2011年9月21日(水)「しんぶん赤旗」

米大統領 3兆ドル赤字削減策発表

富裕層・大企業に負担増

野党・共和党「階級闘争」と非難


 【ワシントン=小林俊哉】オバマ米大統領は19日、ホワイトハウスで演説し、富裕層・大企業優遇税制の見直しなどで、今後10年間で3兆ドル(230兆5000億円)規模の赤字削減を目指す方針を発表しました。同時に、富裕層増税のないまま、医療保険制度などの福祉施策を切り捨てる措置については、拒否権を発動すると述べました。

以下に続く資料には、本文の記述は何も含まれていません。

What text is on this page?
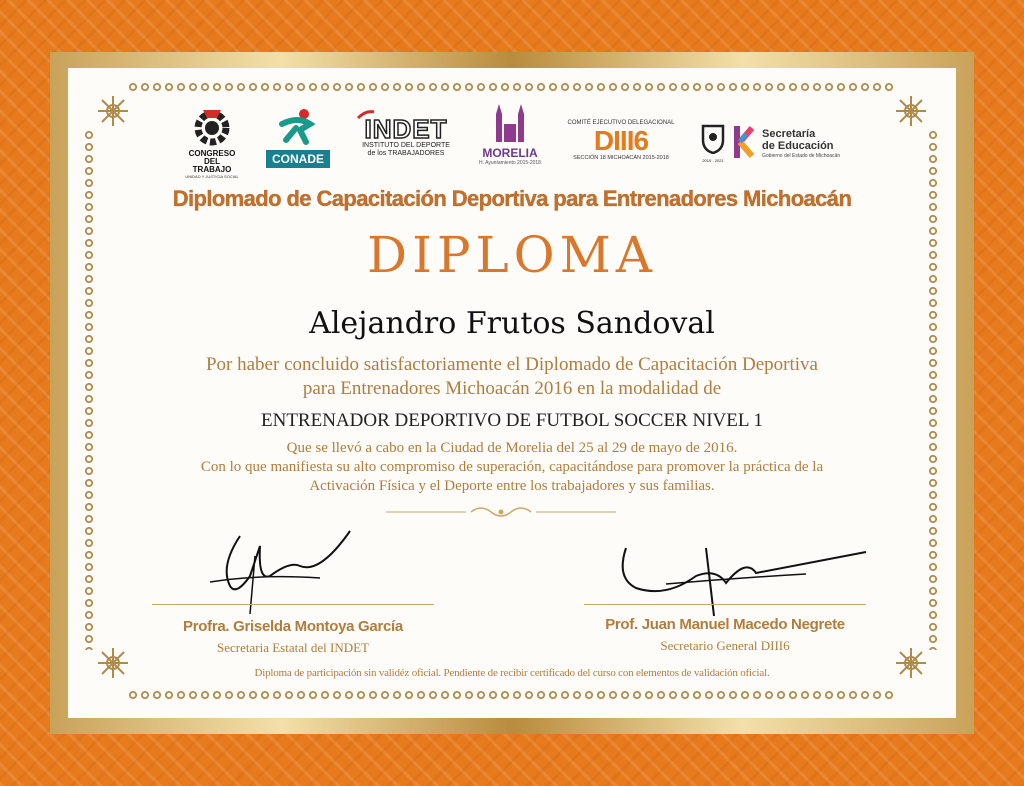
CONGRESO DEL TRABAJO
UNIDAD Y JUSTICIA SOCIAL
CONADE
INDET
INSTITUTO DEL DEPORTE
de los TRABAJADORES	MORELIA
H. Ayuntamiento 2015-2018
COMITÉ EJECUTIVO DELEGACIONAL
DIII6
SECCIÓN 18 MICHOACÁN 2015-2018	2015 - 2021
Secretaría
de Educación
Gobierno del Estado de Michoacán
Diplomado de Capacitación Deportiva para Entrenadores Michoacán
DIPLOMA
Alejandro Frutos Sandoval
Por haber concluido satisfactoriamente el Diplomado de Capacitación Deportiva
para Entrenadores Michoacán 2016 en la modalidad de
ENTRENADOR DEPORTIVO DE FUTBOL SOCCER NIVEL 1
Que se llevó a cabo en la Ciudad de Morelia del 25 al 29 de mayo de 2016.
Con lo que manifiesta su alto compromiso de superación, capacitándose para promover la práctica de la
Activación Física y el Deporte entre los trabajadores y sus familias.
Profra. Griselda Montoya García
Secretaria Estatal del INDET
Prof. Juan Manuel Macedo Negrete
Secretario General DIII6
Diploma de participación sin validéz oficial. Pendiente de recibir certificado del curso con elementos de validación oficial.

 オバマ氏は演説で「貧困者や中間層の負担で予算均衡を図るわけにはいかない」と強調。「年収5万ドルの教員や建設労働者が、5000万ドルも稼ぐ富裕層より高い税率を支払うというようなことは、間違っている」と述べ、各種控除で税率が軽減されている富裕層・大企業に負担を求める姿勢を改めて鮮明にしました。

 下院で多数を占める野党・共和党は、富裕層増税に反対し、社会保障分野の大幅削減を強く主張しています。同日も、ベイナー下院議長はオバマ氏の提案を「階級闘争だ」として、強く非難しました。

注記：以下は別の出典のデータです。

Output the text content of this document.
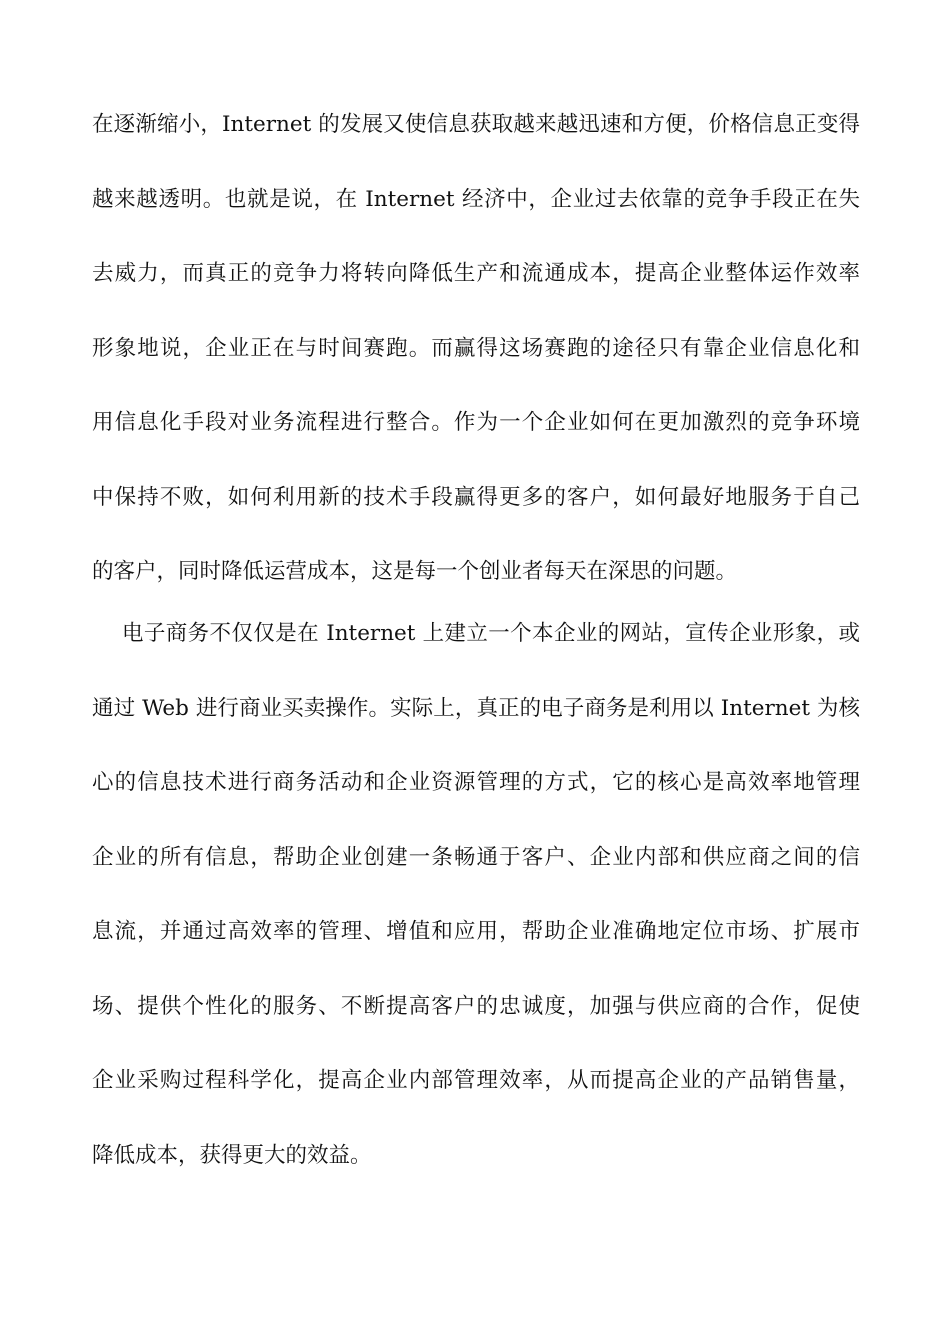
在逐渐缩小，Internet 的发展又使信息获取越来越迅速和方便，价格信息正变得
越来越透明。也就是说，在 Internet 经济中，企业过去依靠的竞争手段正在失
去威力，而真正的竞争力将转向降低生产和流通成本，提高企业整体运作效率
形象地说，企业正在与时间赛跑。而赢得这场赛跑的途径只有靠企业信息化和
用信息化手段对业务流程进行整合。作为一个企业如何在更加激烈的竞争环境
中保持不败，如何利用新的技术手段赢得更多的客户，如何最好地服务于自己
的客户，同时降低运营成本，这是每一个创业者每天在深思的问题。
电子商务不仅仅是在 Internet 上建立一个本企业的网站，宣传企业形象，或
通过 Web 进行商业买卖操作。实际上，真正的电子商务是利用以 Internet 为核
心的信息技术进行商务活动和企业资源管理的方式，它的核心是高效率地管理
企业的所有信息，帮助企业创建一条畅通于客户、企业内部和供应商之间的信
息流，并通过高效率的管理、增值和应用，帮助企业准确地定位市场、扩展市
场、提供个性化的服务、不断提高客户的忠诚度，加强与供应商的合作，促使
企业采购过程科学化，提高企业内部管理效率，从而提高企业的产品销售量，
降低成本，获得更大的效益。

 オバマ氏の提案は、(1)8月に成立した予算統制法による裁量経費削減1・2兆ドル(2)アフガニスタンやイラクからの兵力撤退による戦費削減1・1兆ドル(3)税制改正による税収増1・5兆ドルなどが主な内訳となっています。

 税制改正では、税率の全般的引き下げをはかる一方、抜け穴の廃止、年収100万ドル以上の富裕層の税率が中間層の税率より低くなるような各種規定の廃止などを定めています。

 高齢者向け公的医療保険制度(メディケア)の費用抑制などを共和党が求めていることについては、高齢者、障害者、低所得者に不利にならないように進めるとしています。

 オバマ氏の提案には野党側が反対していることから、法制化される公算は低いと指摘されますが、オバマ氏は全米遊説で直接、有権者に支持を呼びかける方針です。